No one seems to know where the moniker came from, but it sure has a dismal way of taking hold in young imaginations: At best, “Cropsey” sounds like Peter Rabbit’s ominously undiscussed sibling, hidden in the attic. It’s definitely a good name for a boogeyman.
And so any movie of that name, even a documentary, must be of the horror variety. Not quite an investigative triumph but definitely a grabber, Cropsey explores the woods-roaming-madman legend with which Staten Island kids — including filmmakers Joshua Zeman and Barbara Brancaccio — used to freak each other out in the ’80s. That’s when the rightly horrifying Willowbrook State School for mentally disabled kids finally got shut down, years after Geraldo Rivera’s career-launching exposé on its appalling conditions, and when the cops tied a spate of missing-children cases to homeless former Willowbrook employee Andre Rand. By the time Zeman and Brancaccio get to their spine-tingling footage of a dazed and drooling Rand being hauled into police custody, it’s as if to say: So is this the Cropsey we’ve all been waiting for? Later, a Rand acquaintance holds up another photo of him, saying, “I can take a picture of anybody and I could say, ‘This man is a mass murderer.’ And you’d say, ‘Yeah, I can tell! I can tell!’ Or I could say, ‘This man rescued six people from a burning building.’ ‘I can tell! He’s a good man!'” What’s especially unsettling is that it’s partly from wondering whether the presenter of this experiment is himself on the level that his point is so well-taken.

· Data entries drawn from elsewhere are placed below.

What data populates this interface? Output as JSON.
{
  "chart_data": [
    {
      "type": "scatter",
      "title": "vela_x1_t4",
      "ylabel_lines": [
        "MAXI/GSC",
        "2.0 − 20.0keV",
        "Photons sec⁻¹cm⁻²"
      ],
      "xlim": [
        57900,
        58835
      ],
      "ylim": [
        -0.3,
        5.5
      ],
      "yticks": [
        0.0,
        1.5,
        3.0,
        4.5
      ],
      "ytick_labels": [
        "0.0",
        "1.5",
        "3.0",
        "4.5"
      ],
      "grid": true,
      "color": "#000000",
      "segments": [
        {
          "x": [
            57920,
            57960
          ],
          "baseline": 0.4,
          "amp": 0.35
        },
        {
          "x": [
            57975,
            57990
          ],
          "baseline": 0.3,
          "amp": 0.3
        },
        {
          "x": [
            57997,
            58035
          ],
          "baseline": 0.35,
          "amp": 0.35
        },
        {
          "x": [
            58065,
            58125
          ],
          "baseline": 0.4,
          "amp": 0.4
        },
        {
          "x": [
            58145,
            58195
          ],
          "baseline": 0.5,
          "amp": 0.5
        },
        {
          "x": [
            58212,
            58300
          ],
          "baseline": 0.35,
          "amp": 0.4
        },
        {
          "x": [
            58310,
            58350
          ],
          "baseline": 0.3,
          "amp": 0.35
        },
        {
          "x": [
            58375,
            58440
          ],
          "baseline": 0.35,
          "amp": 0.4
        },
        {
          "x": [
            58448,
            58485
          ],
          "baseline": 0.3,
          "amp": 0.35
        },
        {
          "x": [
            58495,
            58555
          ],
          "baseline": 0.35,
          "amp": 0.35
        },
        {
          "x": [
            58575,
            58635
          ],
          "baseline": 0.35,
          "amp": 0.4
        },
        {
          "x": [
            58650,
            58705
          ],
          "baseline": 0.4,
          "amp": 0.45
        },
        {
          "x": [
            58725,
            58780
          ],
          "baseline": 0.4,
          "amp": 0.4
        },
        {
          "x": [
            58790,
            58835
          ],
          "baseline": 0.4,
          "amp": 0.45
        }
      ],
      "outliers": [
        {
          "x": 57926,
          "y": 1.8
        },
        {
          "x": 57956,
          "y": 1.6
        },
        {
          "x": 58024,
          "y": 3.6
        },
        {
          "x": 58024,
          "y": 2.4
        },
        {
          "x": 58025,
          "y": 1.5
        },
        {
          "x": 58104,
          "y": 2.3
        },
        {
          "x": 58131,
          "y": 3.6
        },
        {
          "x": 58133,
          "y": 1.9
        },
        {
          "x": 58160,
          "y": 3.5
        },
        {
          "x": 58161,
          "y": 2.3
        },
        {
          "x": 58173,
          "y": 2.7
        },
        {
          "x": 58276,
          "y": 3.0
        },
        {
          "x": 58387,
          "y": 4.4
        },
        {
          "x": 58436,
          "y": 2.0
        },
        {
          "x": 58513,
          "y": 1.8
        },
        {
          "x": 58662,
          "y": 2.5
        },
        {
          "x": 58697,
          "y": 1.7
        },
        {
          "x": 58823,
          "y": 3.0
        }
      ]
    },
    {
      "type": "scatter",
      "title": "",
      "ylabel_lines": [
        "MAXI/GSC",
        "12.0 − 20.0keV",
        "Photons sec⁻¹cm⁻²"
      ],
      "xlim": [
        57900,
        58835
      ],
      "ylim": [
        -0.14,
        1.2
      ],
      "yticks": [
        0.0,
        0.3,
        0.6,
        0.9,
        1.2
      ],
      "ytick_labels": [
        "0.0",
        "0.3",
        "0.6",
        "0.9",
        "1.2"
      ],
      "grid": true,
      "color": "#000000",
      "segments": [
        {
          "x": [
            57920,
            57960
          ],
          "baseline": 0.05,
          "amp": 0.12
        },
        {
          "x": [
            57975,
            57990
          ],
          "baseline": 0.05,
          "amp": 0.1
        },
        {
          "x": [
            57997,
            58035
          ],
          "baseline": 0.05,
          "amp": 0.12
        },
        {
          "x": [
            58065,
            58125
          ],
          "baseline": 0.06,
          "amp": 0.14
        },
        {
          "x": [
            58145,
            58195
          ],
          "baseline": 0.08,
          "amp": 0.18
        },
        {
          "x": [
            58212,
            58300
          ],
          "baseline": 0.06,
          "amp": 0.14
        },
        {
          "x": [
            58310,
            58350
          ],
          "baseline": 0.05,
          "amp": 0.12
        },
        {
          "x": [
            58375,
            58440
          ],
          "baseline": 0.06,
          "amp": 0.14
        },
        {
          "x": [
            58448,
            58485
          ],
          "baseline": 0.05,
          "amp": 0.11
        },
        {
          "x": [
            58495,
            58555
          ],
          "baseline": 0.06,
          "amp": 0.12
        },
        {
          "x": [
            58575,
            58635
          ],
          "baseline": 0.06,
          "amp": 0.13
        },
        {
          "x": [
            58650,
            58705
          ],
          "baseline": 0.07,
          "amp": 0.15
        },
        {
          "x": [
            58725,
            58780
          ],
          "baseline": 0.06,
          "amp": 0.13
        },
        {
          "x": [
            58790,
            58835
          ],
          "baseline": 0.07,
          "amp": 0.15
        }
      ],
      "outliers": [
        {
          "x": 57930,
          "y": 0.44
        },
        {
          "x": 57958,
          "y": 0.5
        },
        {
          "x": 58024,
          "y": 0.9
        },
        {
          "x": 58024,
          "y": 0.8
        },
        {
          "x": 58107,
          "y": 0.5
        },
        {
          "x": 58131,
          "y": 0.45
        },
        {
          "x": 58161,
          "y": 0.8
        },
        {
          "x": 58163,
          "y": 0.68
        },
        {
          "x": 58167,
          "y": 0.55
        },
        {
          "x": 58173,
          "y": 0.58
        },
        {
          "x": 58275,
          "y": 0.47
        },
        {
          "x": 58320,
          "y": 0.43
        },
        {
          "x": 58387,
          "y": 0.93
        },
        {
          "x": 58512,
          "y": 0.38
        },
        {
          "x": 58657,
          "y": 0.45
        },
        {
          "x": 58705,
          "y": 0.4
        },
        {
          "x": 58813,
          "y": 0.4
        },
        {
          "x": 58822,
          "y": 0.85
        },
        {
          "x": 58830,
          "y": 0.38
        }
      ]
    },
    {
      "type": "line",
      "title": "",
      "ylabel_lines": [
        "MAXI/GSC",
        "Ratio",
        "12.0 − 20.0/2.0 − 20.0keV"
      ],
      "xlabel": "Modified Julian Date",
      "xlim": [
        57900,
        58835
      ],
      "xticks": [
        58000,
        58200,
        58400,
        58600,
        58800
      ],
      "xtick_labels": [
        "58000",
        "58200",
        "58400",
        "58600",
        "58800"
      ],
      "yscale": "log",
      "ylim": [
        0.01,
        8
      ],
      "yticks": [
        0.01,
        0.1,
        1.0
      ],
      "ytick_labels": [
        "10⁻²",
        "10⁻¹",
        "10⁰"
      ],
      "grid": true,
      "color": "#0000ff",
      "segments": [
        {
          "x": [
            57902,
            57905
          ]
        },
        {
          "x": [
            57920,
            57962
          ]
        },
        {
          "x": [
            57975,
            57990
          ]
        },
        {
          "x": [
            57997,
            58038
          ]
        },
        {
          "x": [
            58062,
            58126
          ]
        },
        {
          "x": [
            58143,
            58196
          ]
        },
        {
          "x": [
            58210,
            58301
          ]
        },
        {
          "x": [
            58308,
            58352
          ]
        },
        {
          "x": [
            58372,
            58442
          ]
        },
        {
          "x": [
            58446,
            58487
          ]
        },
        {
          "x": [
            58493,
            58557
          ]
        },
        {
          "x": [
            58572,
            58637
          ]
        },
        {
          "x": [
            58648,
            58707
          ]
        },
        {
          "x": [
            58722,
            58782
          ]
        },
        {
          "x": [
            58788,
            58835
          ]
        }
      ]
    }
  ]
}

Ultimately the most damning thing Cropsey implies about Rand is that working at Willowbrook might very well have broken his mind. For added context, the filmmakers make several forays into the sylvan gloom of Staten Island, here described more than once as a dumping ground. They leave some mysteries unsolved, but these matter less than the truly eerie revelations about how horror-flick vernacular affects our view of the world — how we cope with, and cultivate, the unthinkable.